We will have multiple database instances, with a lookup table that maps a parkingLotId to a different shard. For example, we can have a lookup table that looks like:

{

lot1: database1

lot2: database1

lot3: database2

lot4: database3

}

The database will only store information on the lots that are mapped to it. As we get more and more users, we can continue adding more databases.

If user arrives at the lot, the lot will access the CheckIn Service to check the user into the lot. If the user leaves the lot, the lot will access the CheckIn Service to check the user out of the lot.

Once user parks, the lot will access the Parking Service to mark in the database that the user has parked.

User Flow

1. User wants to reserve a parking spot.
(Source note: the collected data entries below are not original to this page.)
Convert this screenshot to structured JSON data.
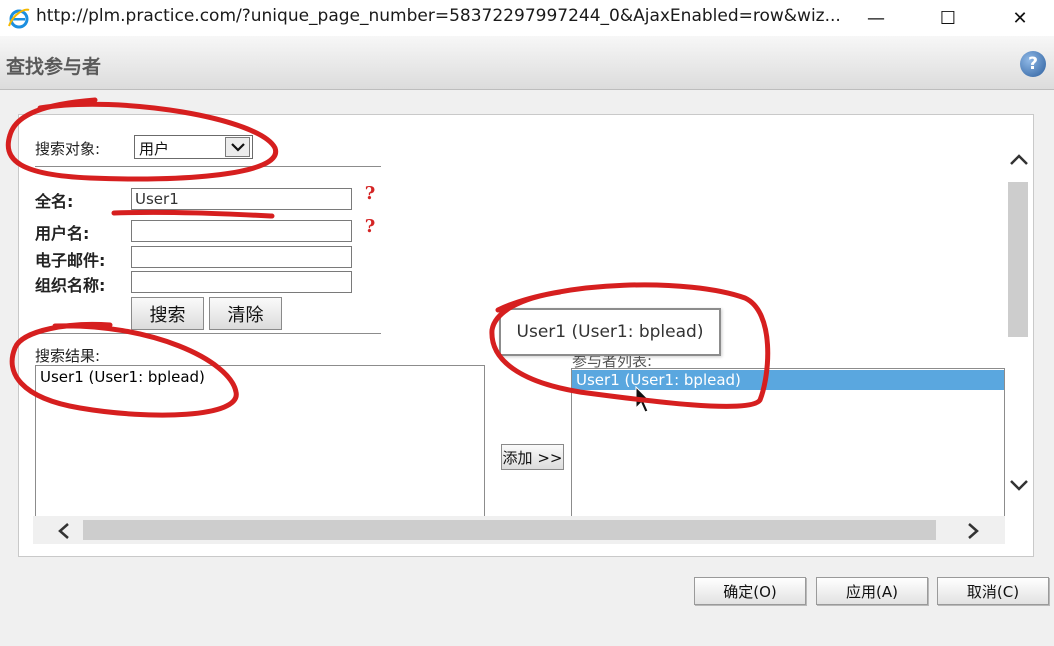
{
  "window": {
    "url": "http://plm.practice.com/?unique_page_number=58372297997244_0&AjaxEnabled=row&wiz...",
    "minimize": "—",
    "maximize": "☐",
    "close": "✕"
  },
  "dialog": {
    "title": "查找参与者",
    "help": "?"
  },
  "search": {
    "object_label": "搜索对象:",
    "object_value": "用户",
    "fullname_label": "全名:",
    "fullname_value": "User1",
    "username_label": "用户名:",
    "username_value": "",
    "email_label": "电子邮件:",
    "email_value": "",
    "org_label": "组织名称:",
    "org_value": "",
    "search_button": "搜索",
    "clear_button": "清除"
  },
  "results": {
    "label": "搜索结果:",
    "items": [
      "User1 (User1: bplead)"
    ]
  },
  "add_button": "添加 >>",
  "participants": {
    "label": "参与者列表:",
    "items": [
      "User1 (User1: bplead)"
    ],
    "tooltip": "User1 (User1: bplead)"
  },
  "footer": {
    "ok": "确定(O)",
    "apply": "应用(A)",
    "cancel": "取消(C)"
  },
  "colors": {
    "annotation": "#d61f1f",
    "selection": "#5aa7df"
  }
}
They will access the service and select a parking spot that is available at a certain lot.
2. The user will make a payment through the payment provider and the reservation will attempt to be created.
3. If the reservation is successful, it will be saved into the cache and the database.
4. On the day of the reservation, the user will enter the parking lot and the parking lot will check the user in while recording the current time.
5. Once the user parks the car, the lot will mark the user as parked during their reservation time until the time limit is up.
6. Once the user leaves, the lot will mark the user as checked out.

Detailed Component Design

Reservation Service

• Functionality
  • Handles both reserveParking and getReservations APIs to reserve a parking spot for a user and can also fetch the reservation information so the user can view it at any time. Payment is handled in reserveParking so that payment fails, reservation will also fail. Information will be written to the cache which will write to the database. Failed payments can be routed to the DLQ for inspection and manual redrives. If the initial reservation is failed, we can have an automatic retry (3 times) with an exponential backoff strategy.
  • If multiple users attempt to reserve the same spot, we will first check if the row in the DB is locked. If it's not locked, we will prioritize whoever attempted to reserve first. Once the request has been made, we will lock the row. Right before committing, we will check if the row is locked and if it is, the reservation will fail.
  • We can ensure data is never stale by having a TTL for the cached entries. When we have a cache miss, we will check availability in the database before making the reservation.
  • Tech Choice: Redis, Amazon RDS, Amazon SQS

Parking Service

• Functionality
  • Handles parkCar and departCar APIs to track when a user has parked their car during their reserved time and when they choose to leave. Information will be written to the cache which will write to the database. If parking service fails, we can have an automatic retry (3 times) with an exponential backoff strategy.
• Tech Choice: Redis, Amazon RDS

CheckIn Service

• Functionality
  • Handles when a user has arrived at a parking lot and when they have left the parking lot. Information will be written to the cache which will write to the database. If checkin service fails, we can have an automatic retry (3 times) with an exponential backoff strategy.
• Tech Choice: Redis, Amazon RDS

TradeOffs/Tech Choice:

• We will be using a write through cache so we do not have to sacrifice performance. If we just use a normal cache, we will potentially be using stale data and users may attempt to reserve or park in the same spot. By using a write through cache, we can have high performance while not sacrificing consistency or having stale data.
• I have went with a relational database over a nonrelational one because I have chosen to prioritize consistency over speed and scalability. We want our parking lot to always have the correct information, otherwise users may park in the same spot as another user.